Due to the presence of different motion sensors on these devices, cybercriminals can detect small facial movements associated with speech to access the contents of voice commands.
Researchers have demonstrated the existence of the vulnerabilities from a attack known as ‘eavesdropping’that is, in which the attacker secretly listens to the victim.
“Face-Mic can derive sensitive information from the user’s visor from four conventional Virtual or Augmented Reality headsets, including the most popular: Oculus Quest and HTC Vive ProYingying ‘Jennifer’ Chen of Rutgers University-New Brunswick told study author.
Researchers have studied three types of vibrations that these types of devices tend to pick up, including facial movements, vibrations in the air and bone vibrations, that is, through the bones. The latter, in particular, allows knowing the user’s gender, identity and speech information.
This is an attack that affects both high-end viewers and those made of cardboard, and allows this information to leak without your permission or knowledge.
While access to audio and microphone content is often properly protected by viewer manufacturers, these bone vibrations, picked up by sensors such as the accelerometer and gyroscope, do not require the user’s permission to authorize your access.
Through these ‘eavesdropping’ techniques, attackers can learn what voice commands the victim usesor what you type in cases where the viewer has a dictation function.

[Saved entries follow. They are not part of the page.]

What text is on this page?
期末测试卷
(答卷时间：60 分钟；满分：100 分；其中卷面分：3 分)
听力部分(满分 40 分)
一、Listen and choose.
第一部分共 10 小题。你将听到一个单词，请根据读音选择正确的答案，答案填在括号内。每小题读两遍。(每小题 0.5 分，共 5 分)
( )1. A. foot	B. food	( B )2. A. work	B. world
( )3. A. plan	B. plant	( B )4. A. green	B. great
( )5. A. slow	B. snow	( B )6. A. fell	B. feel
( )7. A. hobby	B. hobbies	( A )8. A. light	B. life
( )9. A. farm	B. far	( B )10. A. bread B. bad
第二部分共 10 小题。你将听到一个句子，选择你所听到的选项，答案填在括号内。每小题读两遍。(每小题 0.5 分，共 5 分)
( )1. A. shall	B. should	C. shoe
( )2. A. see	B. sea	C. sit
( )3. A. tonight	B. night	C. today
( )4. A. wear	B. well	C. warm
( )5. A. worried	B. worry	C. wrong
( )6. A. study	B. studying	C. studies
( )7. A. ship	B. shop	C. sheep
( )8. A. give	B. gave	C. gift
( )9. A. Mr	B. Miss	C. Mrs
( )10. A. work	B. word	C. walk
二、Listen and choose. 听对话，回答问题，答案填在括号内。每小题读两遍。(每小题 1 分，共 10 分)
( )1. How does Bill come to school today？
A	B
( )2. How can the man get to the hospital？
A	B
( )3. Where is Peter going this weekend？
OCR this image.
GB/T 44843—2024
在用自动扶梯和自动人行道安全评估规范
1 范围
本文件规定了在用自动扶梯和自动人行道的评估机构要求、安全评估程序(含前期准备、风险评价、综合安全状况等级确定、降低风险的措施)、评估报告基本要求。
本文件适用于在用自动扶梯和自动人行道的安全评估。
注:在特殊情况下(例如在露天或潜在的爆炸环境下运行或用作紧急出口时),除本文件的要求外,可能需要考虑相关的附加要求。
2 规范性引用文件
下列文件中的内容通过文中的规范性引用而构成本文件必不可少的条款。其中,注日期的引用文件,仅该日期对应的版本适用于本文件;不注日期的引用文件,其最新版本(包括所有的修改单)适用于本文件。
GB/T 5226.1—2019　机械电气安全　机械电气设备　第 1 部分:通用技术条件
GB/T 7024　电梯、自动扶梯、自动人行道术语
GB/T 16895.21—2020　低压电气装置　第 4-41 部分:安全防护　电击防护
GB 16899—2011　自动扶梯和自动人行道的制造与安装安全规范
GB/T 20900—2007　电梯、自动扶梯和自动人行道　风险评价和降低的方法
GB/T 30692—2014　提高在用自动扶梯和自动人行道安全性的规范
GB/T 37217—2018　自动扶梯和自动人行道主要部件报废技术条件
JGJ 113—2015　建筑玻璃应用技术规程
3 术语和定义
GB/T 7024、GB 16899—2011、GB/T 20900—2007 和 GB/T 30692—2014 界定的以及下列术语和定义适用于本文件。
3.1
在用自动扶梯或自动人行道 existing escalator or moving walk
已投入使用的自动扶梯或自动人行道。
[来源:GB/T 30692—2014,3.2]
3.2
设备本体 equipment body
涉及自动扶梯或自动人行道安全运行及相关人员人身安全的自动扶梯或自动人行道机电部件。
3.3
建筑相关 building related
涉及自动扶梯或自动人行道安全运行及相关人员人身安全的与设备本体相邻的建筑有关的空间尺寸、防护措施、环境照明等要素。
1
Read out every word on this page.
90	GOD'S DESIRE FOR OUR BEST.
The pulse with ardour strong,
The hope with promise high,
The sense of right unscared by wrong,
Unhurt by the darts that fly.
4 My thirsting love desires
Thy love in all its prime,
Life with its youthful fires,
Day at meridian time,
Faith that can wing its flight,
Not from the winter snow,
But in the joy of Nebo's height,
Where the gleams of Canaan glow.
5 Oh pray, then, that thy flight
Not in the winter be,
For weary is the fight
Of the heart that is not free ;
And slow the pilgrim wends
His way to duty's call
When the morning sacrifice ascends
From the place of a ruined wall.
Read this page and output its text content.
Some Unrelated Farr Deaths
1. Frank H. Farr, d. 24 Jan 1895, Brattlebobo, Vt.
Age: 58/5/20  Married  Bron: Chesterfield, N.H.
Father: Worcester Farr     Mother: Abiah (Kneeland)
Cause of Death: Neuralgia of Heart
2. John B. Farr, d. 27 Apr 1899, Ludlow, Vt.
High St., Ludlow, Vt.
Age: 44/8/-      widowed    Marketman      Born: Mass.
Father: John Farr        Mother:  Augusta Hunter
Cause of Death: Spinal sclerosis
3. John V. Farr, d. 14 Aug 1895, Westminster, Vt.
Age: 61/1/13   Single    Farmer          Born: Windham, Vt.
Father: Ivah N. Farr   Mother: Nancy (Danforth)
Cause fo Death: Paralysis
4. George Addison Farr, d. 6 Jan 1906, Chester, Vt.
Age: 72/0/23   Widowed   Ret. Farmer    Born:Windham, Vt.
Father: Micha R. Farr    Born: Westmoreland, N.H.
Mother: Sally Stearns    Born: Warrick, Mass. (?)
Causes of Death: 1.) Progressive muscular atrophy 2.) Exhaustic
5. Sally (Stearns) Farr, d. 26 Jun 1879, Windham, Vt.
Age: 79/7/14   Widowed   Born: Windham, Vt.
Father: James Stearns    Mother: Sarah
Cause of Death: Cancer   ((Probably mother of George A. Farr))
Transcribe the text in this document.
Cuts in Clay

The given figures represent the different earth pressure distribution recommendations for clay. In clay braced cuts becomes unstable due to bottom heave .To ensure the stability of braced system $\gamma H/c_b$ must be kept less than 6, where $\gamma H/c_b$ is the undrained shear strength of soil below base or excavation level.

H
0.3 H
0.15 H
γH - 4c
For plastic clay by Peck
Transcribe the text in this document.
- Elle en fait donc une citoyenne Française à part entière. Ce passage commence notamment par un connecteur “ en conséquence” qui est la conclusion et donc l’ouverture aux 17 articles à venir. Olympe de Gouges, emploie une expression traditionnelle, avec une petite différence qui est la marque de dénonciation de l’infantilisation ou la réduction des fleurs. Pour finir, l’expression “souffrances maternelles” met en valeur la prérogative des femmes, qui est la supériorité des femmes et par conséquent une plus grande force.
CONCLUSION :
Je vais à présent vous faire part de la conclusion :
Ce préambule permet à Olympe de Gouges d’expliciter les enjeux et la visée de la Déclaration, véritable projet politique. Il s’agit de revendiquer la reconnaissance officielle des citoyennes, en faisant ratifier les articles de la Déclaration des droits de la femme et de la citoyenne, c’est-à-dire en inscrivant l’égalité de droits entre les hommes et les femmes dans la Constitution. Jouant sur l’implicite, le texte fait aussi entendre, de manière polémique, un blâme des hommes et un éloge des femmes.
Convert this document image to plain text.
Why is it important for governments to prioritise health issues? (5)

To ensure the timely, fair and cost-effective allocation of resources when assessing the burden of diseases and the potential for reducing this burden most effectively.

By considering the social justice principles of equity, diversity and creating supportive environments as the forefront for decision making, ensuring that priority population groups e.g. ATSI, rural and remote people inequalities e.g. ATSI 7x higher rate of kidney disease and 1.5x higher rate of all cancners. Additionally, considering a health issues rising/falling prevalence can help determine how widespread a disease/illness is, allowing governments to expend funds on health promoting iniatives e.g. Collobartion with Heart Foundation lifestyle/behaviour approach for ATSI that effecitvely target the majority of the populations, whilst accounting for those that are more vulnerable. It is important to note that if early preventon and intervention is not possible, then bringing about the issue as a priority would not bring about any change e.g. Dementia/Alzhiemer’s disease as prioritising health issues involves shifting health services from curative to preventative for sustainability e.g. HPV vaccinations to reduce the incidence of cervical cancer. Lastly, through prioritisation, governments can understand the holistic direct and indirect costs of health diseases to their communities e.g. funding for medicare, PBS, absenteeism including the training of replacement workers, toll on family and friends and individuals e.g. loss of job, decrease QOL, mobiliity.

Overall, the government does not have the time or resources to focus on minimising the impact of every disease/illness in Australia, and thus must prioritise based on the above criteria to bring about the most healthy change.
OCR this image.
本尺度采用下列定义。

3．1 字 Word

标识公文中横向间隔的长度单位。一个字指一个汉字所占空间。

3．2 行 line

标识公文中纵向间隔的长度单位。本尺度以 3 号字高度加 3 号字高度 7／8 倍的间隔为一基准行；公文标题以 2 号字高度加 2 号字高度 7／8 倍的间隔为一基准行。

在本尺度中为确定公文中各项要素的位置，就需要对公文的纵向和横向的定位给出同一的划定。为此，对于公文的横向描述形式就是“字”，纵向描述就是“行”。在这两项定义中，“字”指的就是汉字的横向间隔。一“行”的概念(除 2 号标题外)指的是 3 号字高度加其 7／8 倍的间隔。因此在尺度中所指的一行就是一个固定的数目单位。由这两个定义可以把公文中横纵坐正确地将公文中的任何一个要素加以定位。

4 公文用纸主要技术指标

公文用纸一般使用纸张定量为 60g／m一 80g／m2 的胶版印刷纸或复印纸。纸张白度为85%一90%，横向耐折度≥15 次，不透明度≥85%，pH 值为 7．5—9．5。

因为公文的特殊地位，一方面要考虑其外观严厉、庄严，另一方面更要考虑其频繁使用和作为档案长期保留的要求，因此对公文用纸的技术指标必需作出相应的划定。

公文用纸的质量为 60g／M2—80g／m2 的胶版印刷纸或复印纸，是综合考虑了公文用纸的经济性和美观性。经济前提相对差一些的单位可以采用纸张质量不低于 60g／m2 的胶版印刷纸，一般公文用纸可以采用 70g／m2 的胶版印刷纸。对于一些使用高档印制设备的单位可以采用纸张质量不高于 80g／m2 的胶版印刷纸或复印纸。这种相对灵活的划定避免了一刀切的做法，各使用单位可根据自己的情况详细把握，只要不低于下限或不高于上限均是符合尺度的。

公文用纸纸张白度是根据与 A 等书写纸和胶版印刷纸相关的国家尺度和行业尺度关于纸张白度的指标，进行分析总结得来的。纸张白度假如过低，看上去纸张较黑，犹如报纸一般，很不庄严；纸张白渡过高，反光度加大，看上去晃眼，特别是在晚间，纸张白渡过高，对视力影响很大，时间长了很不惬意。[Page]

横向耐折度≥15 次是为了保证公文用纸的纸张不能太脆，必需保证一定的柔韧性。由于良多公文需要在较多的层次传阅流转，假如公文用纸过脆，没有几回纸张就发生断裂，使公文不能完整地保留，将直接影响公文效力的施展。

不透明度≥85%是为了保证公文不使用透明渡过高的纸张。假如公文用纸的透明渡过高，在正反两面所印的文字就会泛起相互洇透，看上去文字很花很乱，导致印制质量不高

This vulnerability exposes leak of sensitive information such as credit card numbers, account passwords or telephone numbers, among others. Other compromised information may be the user’s gaming preferences and purchases.
The full Rutgers University-New Brunswick study will be presented in March at the annual International Conference on Mobile Computing and Networking.
Its authors have claimed that intended to increase overall visibility into security issues of virtual reality viewers, enabling safer designs against the information revealed by bone vibrations, as well as allowing these devices to access more biometric information such as breathing and heart rate.